Y luego ya llegaron sus padres que estaban avivando una lumbrecilla en un rincón, y tomando un caldo caliente su madre, y el forastero se puso a hablar con ellos con una ceremonia de palabras y de acciones con las manos, como si hablara con reyes antiguos. Pero entonces el joven que estaba politizado les contó a quienes allí estaban quien era aquel forastero, y algunos dijeron:
—Pues este viene a por el Niño y se lo lleva envuelto en la pelliza con que le ha arropado para disimular, porque los romanos son capaces de todo.
—Sí, de eso y de mucho más —comenzó a decir ahora de nuevo el joven, pero como tartamudeando.
Y continuó a seguido:
—Pe-pe-pero, eés-éste no, eéste no.
—Éste no ¿qué? —le urgían todos— ¡Acaba de decir las cosas de una vez!
Y, por fin, repitió a derechas tres veces que ya no quería ser político, y dijo que este señor romano, de tan bueno como era, seguro que cuando el Niño le cogió con la mano la nariz, seguro que se la hubiera cortado y dejado allí para que jugase con ella, o a lo mejor hasta se quedaba el allí en el establo para que, cada vez que le viese el Niño, se riese.
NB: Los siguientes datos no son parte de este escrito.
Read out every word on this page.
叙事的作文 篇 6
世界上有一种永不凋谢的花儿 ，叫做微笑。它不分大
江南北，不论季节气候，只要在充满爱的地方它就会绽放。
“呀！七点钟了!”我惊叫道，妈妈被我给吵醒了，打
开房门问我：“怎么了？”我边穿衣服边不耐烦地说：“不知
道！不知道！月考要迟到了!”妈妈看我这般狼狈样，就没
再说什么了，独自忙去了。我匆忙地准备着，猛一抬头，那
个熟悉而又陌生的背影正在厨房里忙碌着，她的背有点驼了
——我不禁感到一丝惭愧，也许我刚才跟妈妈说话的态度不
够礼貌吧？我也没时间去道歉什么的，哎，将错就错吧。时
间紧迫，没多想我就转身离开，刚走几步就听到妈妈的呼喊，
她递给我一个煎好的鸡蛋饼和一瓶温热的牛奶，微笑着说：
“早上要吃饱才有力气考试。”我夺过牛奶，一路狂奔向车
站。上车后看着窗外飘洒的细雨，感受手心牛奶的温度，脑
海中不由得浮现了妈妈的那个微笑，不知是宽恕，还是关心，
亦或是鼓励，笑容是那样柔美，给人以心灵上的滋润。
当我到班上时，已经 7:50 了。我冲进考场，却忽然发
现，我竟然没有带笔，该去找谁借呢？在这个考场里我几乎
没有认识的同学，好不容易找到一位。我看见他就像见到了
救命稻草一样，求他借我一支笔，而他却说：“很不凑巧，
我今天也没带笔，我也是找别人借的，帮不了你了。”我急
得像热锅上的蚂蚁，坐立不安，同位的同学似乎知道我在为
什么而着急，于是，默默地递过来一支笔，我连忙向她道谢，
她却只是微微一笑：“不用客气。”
Y ya le había dado su pelliza de pelo de camello, ¿no?
Y que, además, la mujer del romano era parienta de la reina de Saba.
—¡Pues menuda peje de lista que era esta, como dice la Escritura! —añadió la señora Marta que estaba, en ese momento, dando unas puntadas en un lienzo—. Mucho más que Salomón; cien veces por lo menos.
Y el rapaz seguía como escuchando muy atento, y sonriéndose, mientras contaban cosas de la Reina de Saba.